For the standard guests they visit WDW for the rides and entertainment and just to relax. People don't come too watch and sightsee. If they did come to sightsee they would go to Europe or any where else and spend the money to do that stuff.
It's a beautiful area but it's not the typical 'theme park' attraction/land were used to seeing. Potter changed the game because we can somewhat 'live' inside the land. Cars Land allowed us to live the land a bit. Pandora, and their rides, are just something to see. There's no interaction with the land. The design is not the problem, its everything else that people have issues about.
Well, I wasn't referring to the average guest in that post at all -- I made a point of clarifying that. And I completely agree with all the points made about the necessity for plussing the land and make it what they promised it to be, because it's currently not that. It's more of the fact that the simplicity of their post got to my emotional side as a designer, so when I see a sort of "dessert" ride like NRJ (because it is sweet, albeit small) kinda get trashed for its scenic elements when they're not the issue at all, I'm not a particularly happy camper lol.
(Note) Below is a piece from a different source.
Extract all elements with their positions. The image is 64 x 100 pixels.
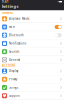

However, I would argue that people
do come to sightsee, even a few of the "average" guests. But the interaction aspect
is lacking in weird ways, because it does exist (with the translator, Avatar maker, banshee adoption, face painting, drum circle, etc.) but most of it is an upcharge, and when guests don't have a particularly emotional connection with the IP, it just doesn't feel as fulfilling.
This is the same argument supporting Dinorama, btw.
Again, I don't see the connection here? The fabrication and theming standards that hold up DinoRama are at best a graphic designer's thesis on carnivals. Boneyard and Dinosaur and even Restaurantosaurus range from adequate to downright beautiful, but to place DinoRama in the same category as NRJ? Mm... No shade, I just don't see it.